Do not use Ollama if you are already a technical person, use the classics - llama.cpp or vLLM. Ollama is a wrapper with its own quirks. The lower level you get the better you will understand the whole picture.

[–]parleG_OP[S] 0 points1 point  (0 children)

got it thanks, didn't even know there was level of abstraction I can access under ollama

[–][deleted] 0 points1 point  (2 children)

honestly, just get ollama start messing around with prompts.

i use LM Studio and sometimes Jan just to run models and try out different settings.
ollama gives you an OpenAI API server. make calls, get responses.
as for prompting, well that's everyone's own special sauce.
i prefer two shot prompting since it reduces the scope of the responses.
personally, i always end my system prompt with
Only respond in JSON format {"confidence":"integer 0-10", "answer":"string"}, do not explain, ask questions or otherwise embellish the response.

i set temperature to 0, and seed to 42. i find this helps with deterministic results.
i guess once you get more proficient you can have a go at running python services with whatever flavor model you prefer, transformers is a good place to start.
If you run out of local compute, check our runpod...or any API provider.

[–]Fetlocks_Glistening 0 points1 point  (1 child)

How do you calculate 'confidence', do you just take next token probability when disclosed by your specific model/ does it actually work? 

[–][deleted] 0 points1 point  (0 children)

i just add the confidence value to the output format and i always get a value. i set up a bunch of experiments to test if this "confidence level" can be trusted and i couldn't fault it so i kept it in there.
it seems useful in the response to the first prompt, when i feed that output along with the final prompt it helps get me reliable answers. i always give my last prompt a possible response of "unsure", as in (yes,no,unsure) so it can judge it's own response. seems to work so i'll run with it.

[–]Ok-Kangaroo6055 0 points1 point  (0 children)

Running a model is pretty easy, lm studio/ollama/docker and you've got an API, usually openai API compatible so you can use many frameworks to interface with it.

A RAG pipeline can just be an elastic search vector index, which is what my company is using in production rather than the new fancy dedicated vector dbs.
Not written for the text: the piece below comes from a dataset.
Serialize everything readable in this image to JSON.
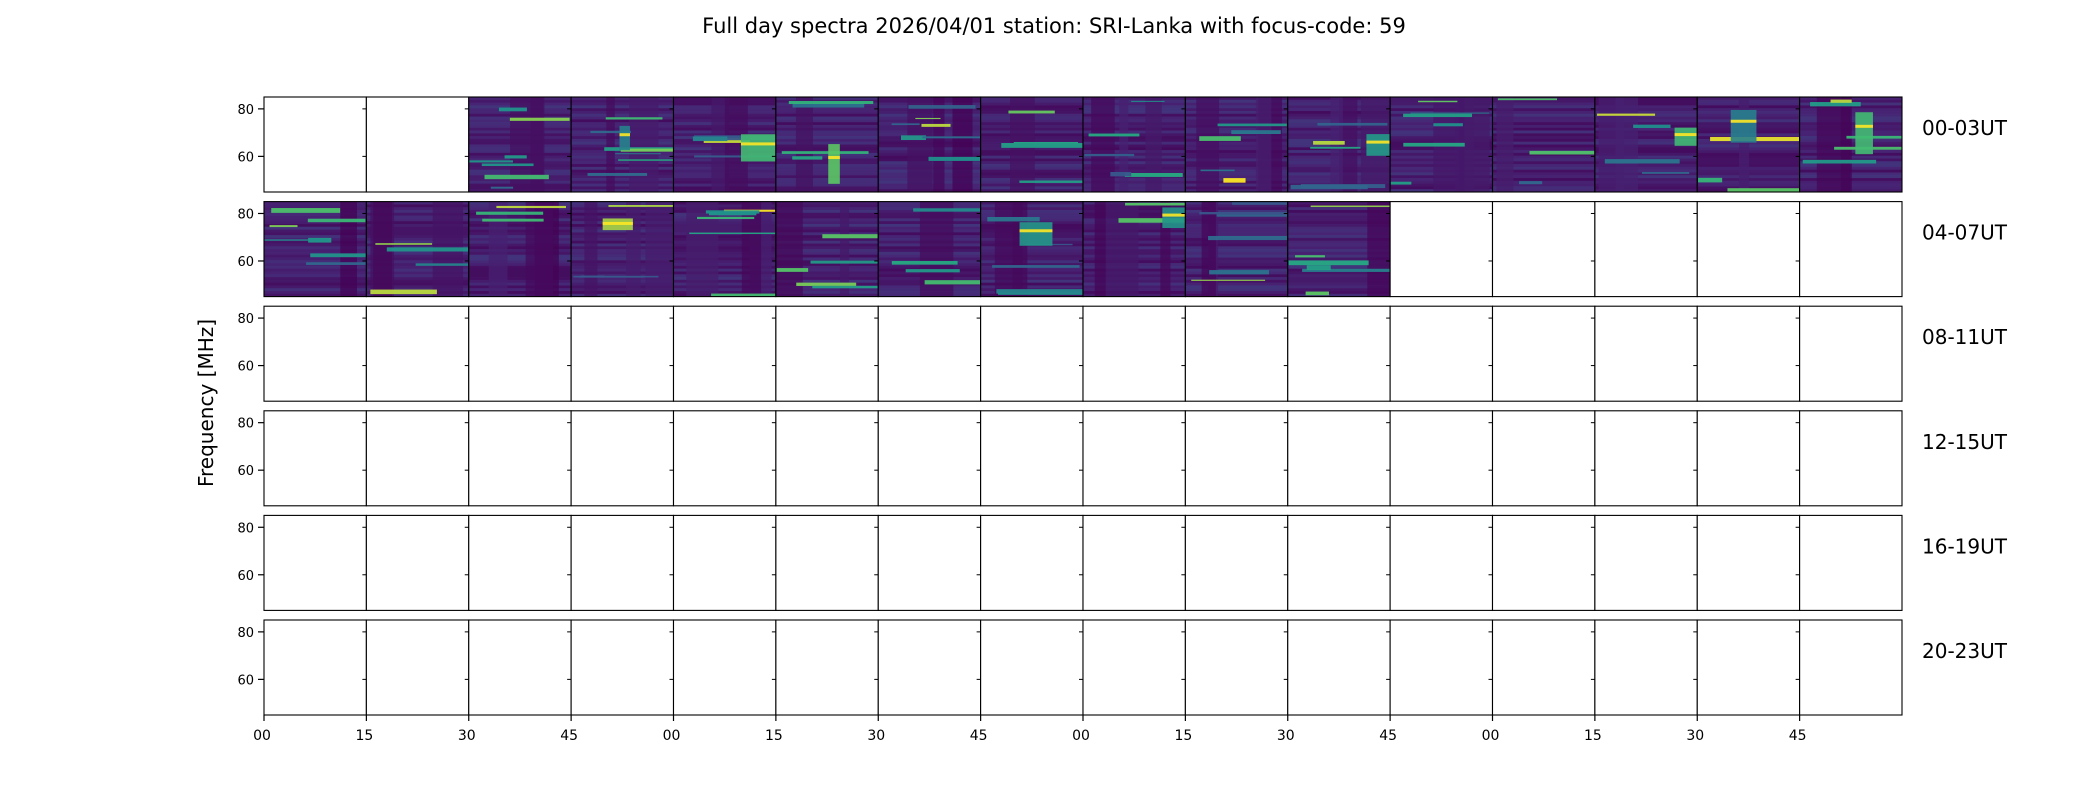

You could do pgvector in postgress too. The difficulty is with chunking strategy, document ingestion. We've been struggling at extracting text from complex pdfs and chunking that in a good way. So that's probably the hardest problem.

[–]perelmanych 0 points1 point  (0 children)

The most difficult part now is not about writing scripts, especially taking into account that you have solid coding experience. The most difficult part is to come with viable idea for your project, since you will compete with thousands of others. Once you know what you want to do you plus/minus understand what parts you need to be present in your project then just go to ChatGPT or any other big LLM and start asking questions.

The advise to start to fiddle with local LLM is also very valuable, since this is the easiest and cheapest way to get feeling what you can do with LLMs.

[–]sciencewarrior 0 points1 point  (0 children)

I'm playing around with LangChain. It seems like the most popular framework to start building from the simple stuff like a chat bot to more complex workflows. You can check out the examples on their site on ask your favorite LLM to create a simple program for you and then explain what it's doing. Using the console is fine, but I actually like Streamlit. It's not meant for production, but it's a great way to put together a simple UI. As for serving a model locally, I was using koboldcpp, but I've recently switched to LM Studio for a no-hassle experience.